Squirrel taught perfect object lesson

Published 12:47 am Saturday, February 20, 2016

Dear friends Bill and Helen from Lillian came to visit Thursday. As we reminisced, it was hard to believe it has been 35 years since my late husband first stepped to the pulpit at the Lillian United Methodist Church. Coincidentally after they left, I found a box with church bulletins and newsletters from Lillian.

Two newsletters caught my eye as I shuffled through those papers. One had an insert titled “Reminiscences. We are in our own church!” It was full of questions beginning “Do you remember…” They all related to the start and progress of the church from August 1980 through August 1983. The insert was sort of a brief history of the church, such as the date the committee acquired the plot of land for the church building (March 19, 1982), and what color the exterior of the little Catholic chapel where we met was—green. The Catholics graciously allowed us to congregate in their chapel for Sunday services until the completion of the building of our church sanctuary. In April of 1982, we assembled on our newly acquired land and held our first Easter Sunrise service.

In the other newsletter, church member Rufus related a story from the early beginnings that might have gone down in the church history. During the early portion of a Sunday Communion sermon, a half grown flying squirrel entered the door of the chapel. At first, it peeked around corners here and there. It caused some consternation among some of the women and even a few men.

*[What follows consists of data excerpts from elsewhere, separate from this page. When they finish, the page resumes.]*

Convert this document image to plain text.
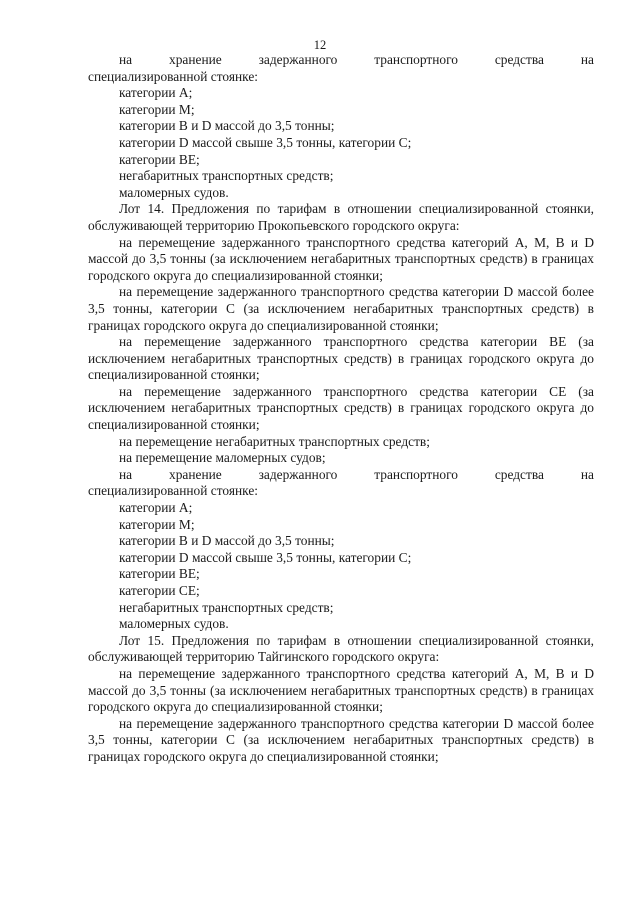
12
на	хранение	задержанного	транспортного	средства	на

специализированной стоянке:

категории А;

категории М;

категории В и D массой до 3,5 тонны;

категории D массой свыше 3,5 тонны, категории С;

категории ВЕ;

негабаритных транспортных средств;

маломерных судов.

Лот 14. Предложения по тарифам в отношении специализированной стоянки, обслуживающей территорию Прокопьевского городского округа:

на перемещение задержанного транспортного средства категорий А, М, В и D массой до 3,5 тонны (за исключением негабаритных транспортных средств) в границах городского округа до специализированной стоянки;

на перемещение задержанного транспортного средства категории D массой более 3,5 тонны, категории С (за исключением негабаритных транспортных средств) в границах городского округа до специализированной стоянки;

на перемещение задержанного транспортного средства категории ВЕ (за исключением негабаритных транспортных средств) в границах городского округа до специализированной стоянки;

на перемещение задержанного транспортного средства категории СЕ (за исключением негабаритных транспортных средств) в границах городского округа до специализированной стоянки;

на перемещение негабаритных транспортных средств;

на перемещение маломерных судов;

на	хранение	задержанного	транспортного	средства	на

специализированной стоянке:

категории А;

категории М;

категории В и D массой до 3,5 тонны;

категории D массой свыше 3,5 тонны, категории С;

категории ВЕ;

категории СЕ;

негабаритных транспортных средств;

маломерных судов.

Лот 15. Предложения по тарифам в отношении специализированной стоянки, обслуживающей территорию Тайгинского городского округа:

на перемещение задержанного транспортного средства категорий А, М, В и D массой до 3,5 тонны (за исключением негабаритных транспортных средств) в границах городского округа до специализированной стоянки;

на перемещение задержанного транспортного средства категории D массой более 3,5 тонны, категории С (за исключением негабаритных транспортных средств) в границах городского округа до специализированной стоянки;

The little creature ran over the pianist’s foot and around the foot of the minister. He paused long enough to tell the congregation it was a harmless flying squirrel. As he completed his sermon and began the sacrament of the Lord’s Supper, the little squirrel moved down the wall. It stopped at the end of a pew, rolled itself into a ball, folded its flat tail over its eyes, and remained motionless. Even though the feet of many worshippers passed near it as they went to the altar to kneel and receive the sacraments, the squirrel did not move. At the end of the service, a young woman gently removed the squirrel, cradled it in her hands, and took it home with her.

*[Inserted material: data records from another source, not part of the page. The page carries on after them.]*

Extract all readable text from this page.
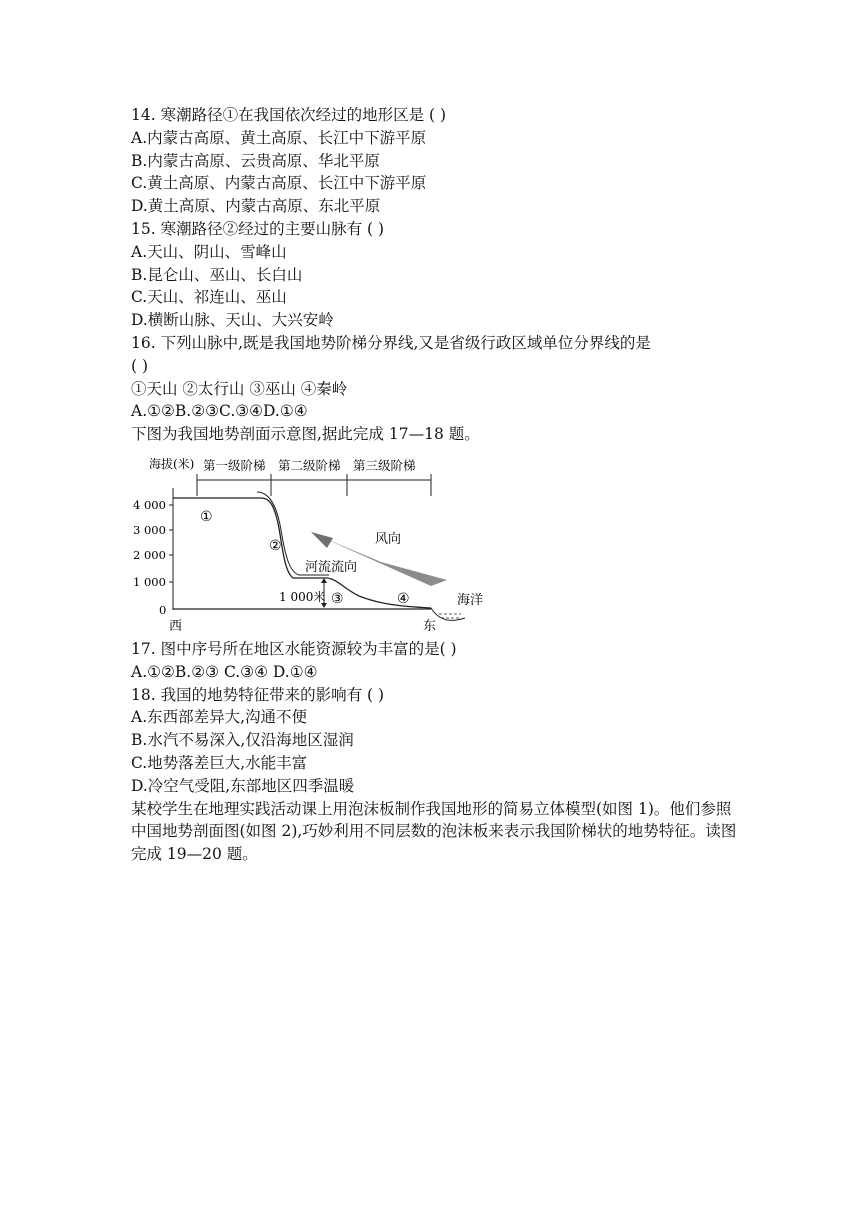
14. 寒潮路径①在我国依次经过的地形区是 ( )
A.内蒙古高原、黄土高原、长江中下游平原
B.内蒙古高原、云贵高原、华北平原
C.黄土高原、内蒙古高原、长江中下游平原
D.黄土高原、内蒙古高原、东北平原
15. 寒潮路径②经过的主要山脉有 ( )
A.天山、阴山、雪峰山
B.昆仑山、巫山、长白山
C.天山、祁连山、巫山
D.横断山脉、天山、大兴安岭
16. 下列山脉中,既是我国地势阶梯分界线,又是省级行政区域单位分界线的是
( )
①天山 ②太行山 ③巫山 ④秦岭
A.①②B.②③C.③④D.①④
下图为我国地势剖面示意图,据此完成 17—18 题。
海拔(米) 第一级阶梯 第二级阶梯 第三级阶梯
4 000
3 000
2 000
1 000
0
①
②
③	④
风向
河流流向
1 000米	海洋
西	东
17. 图中序号所在地区水能资源较为丰富的是( )
A.①②B.②③ C.③④ D.①④
18. 我国的地势特征带来的影响有 ( )
A.东西部差异大,沟通不便
B.水汽不易深入,仅沿海地区湿润
C.地势落差巨大,水能丰富
D.冷空气受阻,东部地区四季温暖
某校学生在地理实践活动课上用泡沫板制作我国地形的简易立体模型(如图 1)。他们参照中国地势剖面图(如图 2),巧妙利用不同层数的泡沫板来表示我国阶梯状的地势特征。读图完成 19—20 题。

Rufus found a lesson in the presence of the squirrel. It remained still and quiet as the people took Holy Communion. He said he thought about the reverence we humans should have for God and our Lord Jesus as he watched the motionless squirrel setting an example for all present at the service that day. He prayed that our reverence and love never falter.

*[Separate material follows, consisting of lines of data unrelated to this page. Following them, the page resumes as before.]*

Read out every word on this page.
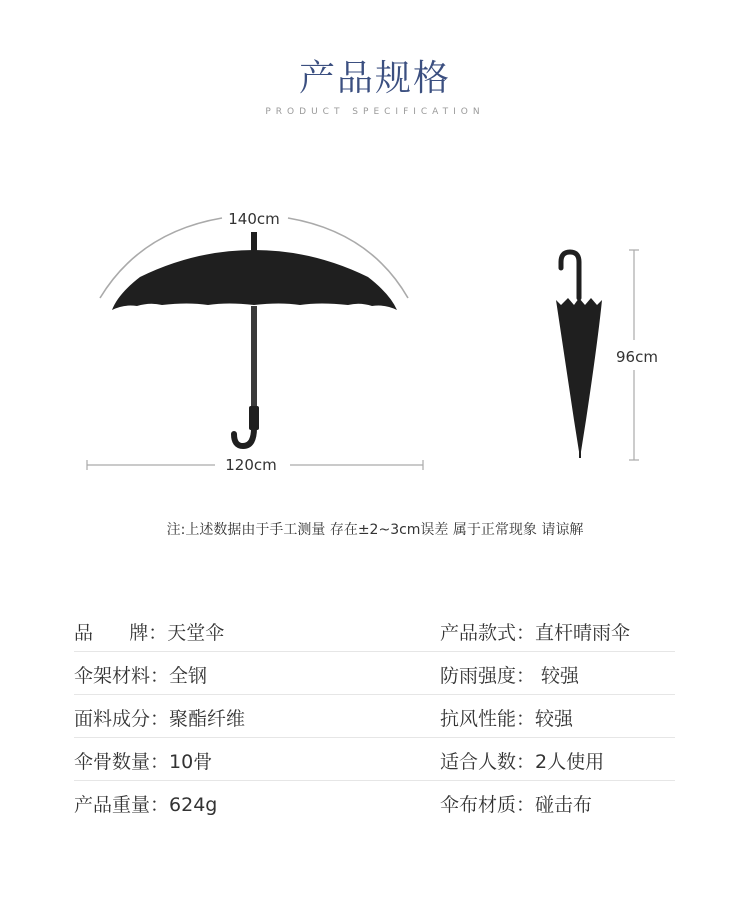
产品规格
PRODUCT SPECIFICATION
140cm
120cm
96cm
注:上述数据由于手工测量 存在±2~3cm误差 属于正常现象 请谅解
品      牌：天堂伞	产品款式：直杆晴雨伞
伞架材料：全钢	防雨强度： 较强
面料成分：聚酯纤维	抗风性能：较强
伞骨数量：10骨	适合人数：2人使用
产品重量：624g	伞布材质：碰击布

My husband was appointed as the first full-time minister in June 1981.When we arrived, there were approximately 50 charter members. Upon his retirement in June 1994, almost 300 members were on roll. Today, the Lillian United Methodist Church is alive and well, with its members still faithfully serving our Lord and Master, Jesus Christ.

Nina Keenam is retired from the newspaper business. Her column appears on Saturdays.